Наконец, я стал солдатом, уланом и пел вместе со всеми: „Уланы, уланы, расписные дети, вы сердца девчонок ловите как в сети“. И действительно, хоть все мы уже давно не были детьми, но когда текли через город лавиной, напевая эту песенку, склоненные над гривами коней, с пиками и козырьками киверов, то предивно восхитительное выражение проступало на женских губах, и я чувствовал, что на этот раз сердца бьются также и для меня… Почему — не знаю, может потому, что я все еще был графом Стефаном Чарнецким, по матери Гольдвассер, да к тому же в сапогах и с малиновыми петлицами на воротнике. Моя мать, заклиная меня, чтобы я никому не давал спуску, благословила меня на битву святой реликвией в присутствии всех слуг, из которых больше остальных была взволнована горничная. — „Режь, жги, убивай, — вдохновенно говорила мать. — Никому не давай спуску! Ты орудие гнева Иеговы, вернее, я хотела сказать, Господа Бога. Ты — орудие гнева, отвращения, презрения, ненависти. Истребить всех развратников, которые брезгуют, хотя перед алтарем клялись не брезговать!“ А отец, горячий патриот, плакал в сторонке. — Сын мой, — говорил он, — лишь кровью ты можешь смыть пятно своего происхождения. Перед боем всегда думай обо мне, и как огня остерегайся думать о своей матери, иначе — пропадешь. Думай обо мне и никому ничего не прощай! Не прощай! Всех до одного истреби этих подлецов, чтобы сгинули все другие породы, а чтоб осталась только моя порода!» — А возлюбленная моя первый раз позволила поцеловать себя в губы; это было в парке, под звуки квартета из кафе, в один из вечеров, пахнущих вереском и мятой — просто, без предисловий, без каких бы то ни было объяснений дала себя поцеловать в губы. Пронзительно прекрасные губы! Можно расплакаться! Сегодня я понимаю, что речь шла о мясорубке, что из-за того, что мы, мужчины, предприняли резню, им, женщинам, пришлось приступить к делу со своей стороны, но тогда я еще не был банкротом, и мысль эта, хоть я ее и осознавал, была во мне лишь чистой философией и не сдерживала слез, навернувшихся на глаза.

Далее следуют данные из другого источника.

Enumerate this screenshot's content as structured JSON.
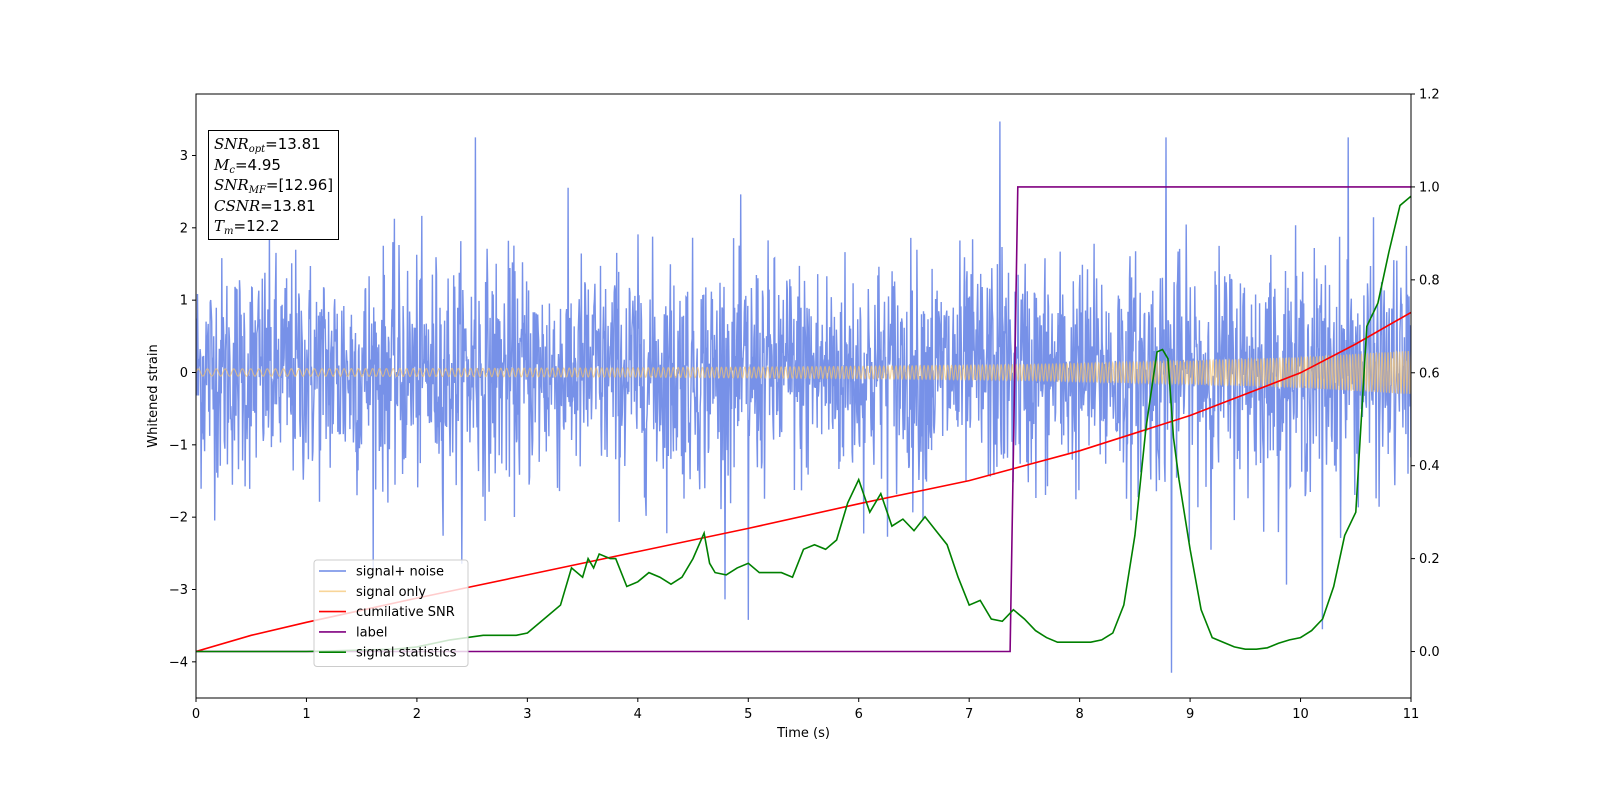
{
  "chart_data": {
    "type": "line",
    "xlabel": "Time (s)",
    "ylabel": "Whitened strain",
    "xlim": [
      0,
      11
    ],
    "ylim_left": [
      -4.5,
      3.85
    ],
    "ylim_right": [
      -0.1,
      1.2
    ],
    "x_ticks": [
      "0",
      "1",
      "2",
      "3",
      "4",
      "5",
      "6",
      "7",
      "8",
      "9",
      "10",
      "11"
    ],
    "y_ticks_left": [
      "3",
      "2",
      "1",
      "0",
      "−1",
      "−2",
      "−3",
      "−4"
    ],
    "y_ticks_left_values": [
      3,
      2,
      1,
      0,
      -1,
      -2,
      -3,
      -4
    ],
    "y_ticks_right": [
      "1.2",
      "1.0",
      "0.8",
      "0.6",
      "0.4",
      "0.2",
      "0.0"
    ],
    "y_ticks_right_values": [
      1.2,
      1.0,
      0.8,
      0.6,
      0.4,
      0.2,
      0.0
    ],
    "grid": false,
    "legend_position": "lower-left",
    "series": [
      {
        "name": "signal+ noise",
        "axis": "left",
        "color": "#6b88e6",
        "style": "dense noise, roughly gaussian with std ~0.8, ranging about -4.2 to 3.5",
        "peaks_max": [
          [
            2.53,
            3.25
          ],
          [
            7.28,
            3.47
          ],
          [
            8.78,
            3.25
          ],
          [
            10.43,
            3.25
          ]
        ],
        "peaks_min": [
          [
            8.83,
            -4.15
          ],
          [
            5.0,
            -3.42
          ],
          [
            10.2,
            -3.55
          ]
        ]
      },
      {
        "name": "signal only",
        "axis": "left",
        "color": "#f5c36e",
        "style": "chirp oscillation with growing envelope",
        "envelope": {
          "x": [
            0,
            2,
            4,
            6,
            7.5,
            9,
            10,
            11
          ],
          "amp": [
            0.05,
            0.055,
            0.065,
            0.085,
            0.11,
            0.16,
            0.21,
            0.3
          ]
        }
      },
      {
        "name": "cumilative SNR",
        "axis": "right",
        "color": "#ff0000",
        "x": [
          0,
          0.5,
          1,
          2,
          3,
          4,
          5,
          6,
          7,
          8,
          9,
          10,
          10.5,
          11
        ],
        "y": [
          0.0,
          0.035,
          0.063,
          0.115,
          0.165,
          0.215,
          0.265,
          0.318,
          0.368,
          0.432,
          0.508,
          0.6,
          0.662,
          0.73
        ]
      },
      {
        "name": "label",
        "axis": "right",
        "color": "#800080",
        "x": [
          0,
          7.37,
          7.44,
          11
        ],
        "y": [
          0.0,
          0.0,
          1.0,
          1.0
        ]
      },
      {
        "name": "signal statistics",
        "axis": "right",
        "color": "#008000",
        "x": [
          0,
          1,
          1.8,
          2.0,
          2.3,
          2.6,
          2.9,
          3.0,
          3.2,
          3.3,
          3.4,
          3.5,
          3.55,
          3.6,
          3.65,
          3.75,
          3.8,
          3.9,
          4.0,
          4.1,
          4.2,
          4.3,
          4.4,
          4.5,
          4.6,
          4.65,
          4.7,
          4.8,
          4.9,
          5.0,
          5.1,
          5.2,
          5.3,
          5.4,
          5.5,
          5.6,
          5.7,
          5.8,
          5.9,
          6.0,
          6.1,
          6.2,
          6.3,
          6.4,
          6.5,
          6.6,
          6.7,
          6.8,
          6.9,
          7.0,
          7.1,
          7.2,
          7.3,
          7.4,
          7.5,
          7.6,
          7.7,
          7.8,
          7.9,
          8.0,
          8.1,
          8.2,
          8.3,
          8.4,
          8.5,
          8.6,
          8.7,
          8.75,
          8.8,
          8.85,
          8.9,
          9.0,
          9.1,
          9.2,
          9.3,
          9.4,
          9.5,
          9.6,
          9.7,
          9.8,
          9.9,
          10.0,
          10.1,
          10.2,
          10.3,
          10.4,
          10.5,
          10.6,
          10.7,
          10.8,
          10.9,
          11.0
        ],
        "y": [
          0.0,
          0.0,
          0.005,
          0.01,
          0.025,
          0.035,
          0.035,
          0.04,
          0.08,
          0.1,
          0.18,
          0.16,
          0.2,
          0.18,
          0.21,
          0.2,
          0.2,
          0.14,
          0.15,
          0.17,
          0.16,
          0.145,
          0.16,
          0.2,
          0.255,
          0.19,
          0.17,
          0.165,
          0.18,
          0.19,
          0.17,
          0.17,
          0.17,
          0.16,
          0.22,
          0.23,
          0.22,
          0.24,
          0.32,
          0.37,
          0.3,
          0.34,
          0.27,
          0.285,
          0.26,
          0.29,
          0.26,
          0.23,
          0.16,
          0.1,
          0.11,
          0.07,
          0.065,
          0.09,
          0.07,
          0.045,
          0.03,
          0.02,
          0.02,
          0.02,
          0.02,
          0.025,
          0.04,
          0.1,
          0.25,
          0.48,
          0.645,
          0.65,
          0.63,
          0.46,
          0.37,
          0.22,
          0.09,
          0.03,
          0.02,
          0.01,
          0.005,
          0.005,
          0.008,
          0.018,
          0.025,
          0.03,
          0.045,
          0.07,
          0.14,
          0.25,
          0.3,
          0.7,
          0.75,
          0.86,
          0.96,
          0.98
        ]
      }
    ]
  },
  "info_box": {
    "lines": [
      {
        "symbol": "SNR",
        "sub": "opt",
        "value": "=13.81"
      },
      {
        "symbol": "M",
        "sub": "c",
        "value": "=4.95"
      },
      {
        "symbol": "SNR",
        "sub": "MF",
        "value": "=[12.96]"
      },
      {
        "symbol": "CSNR",
        "sub": "",
        "value": "=13.81"
      },
      {
        "symbol": "T",
        "sub": "m",
        "value": "=12.2"
      }
    ]
  }
}
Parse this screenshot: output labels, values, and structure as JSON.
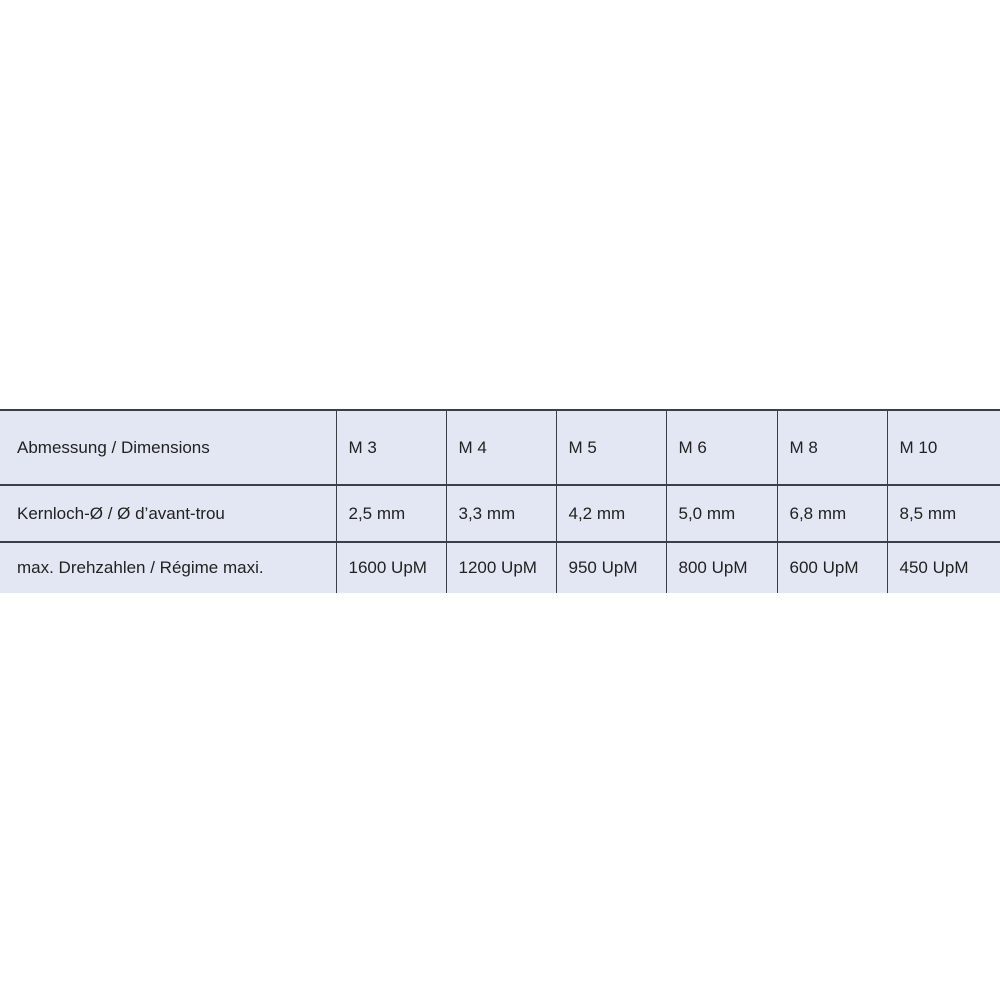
{
  "table": {
    "rows": [
      {
        "label": "Abmessung / Dimensions",
        "cells": [
          "M 3",
          "M 4",
          "M 5",
          "M 6",
          "M 8",
          "M 10"
        ]
      },
      {
        "label": "Kernloch-Ø / Ø d’avant-trou",
        "cells": [
          "2,5 mm",
          "3,3 mm",
          "4,2 mm",
          "5,0 mm",
          "6,8 mm",
          "8,5 mm"
        ]
      },
      {
        "label": "max. Drehzahlen / Régime maxi.",
        "cells": [
          "1600 UpM",
          "1200 UpM",
          "950 UpM",
          "800 UpM",
          "600 UpM",
          "450 UpM"
        ]
      }
    ]
  },
  "colors": {
    "background": "#e2e7f3",
    "border": "#3a3f4a",
    "text": "#222222"
  }
}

«Служба, служба, служба, что же ты за дама?» Простите, что снова обращусь к тайне, которая так меня донимает. Солдат на фронте копошится в слякоти и в мясе, а болезни, лишаи и грязь измываются над ним, и ко всему, когда брюхо разрывает снарядом, часто кишки вылезают наружу… Ну так как? Почему же солдат — это ласточка, а не лягушка? Почему профессия солдата прекрасна и вызывает повсеместное восхищение? Нет, плохо сказал, не прекрасна, а живописна, в высшей степени живописна. Одно то, что я красуюсь — придавало мне силы в борьбе с противным предателем солдатской души, со страхом — и я был почти счастливым, как будто находился по ту сторону непробиваемой стены. И каждый раз, когда мне удавалось метко выстрелить из винтовки, я чувствовал, что зависаю на непостижимой женской улыбке и на тактах солдатской песни, и даже более того: после массы усилий мне удалось добиться любви моего коня — этой гордости улана — который меня раньше лишь кусал и лягал.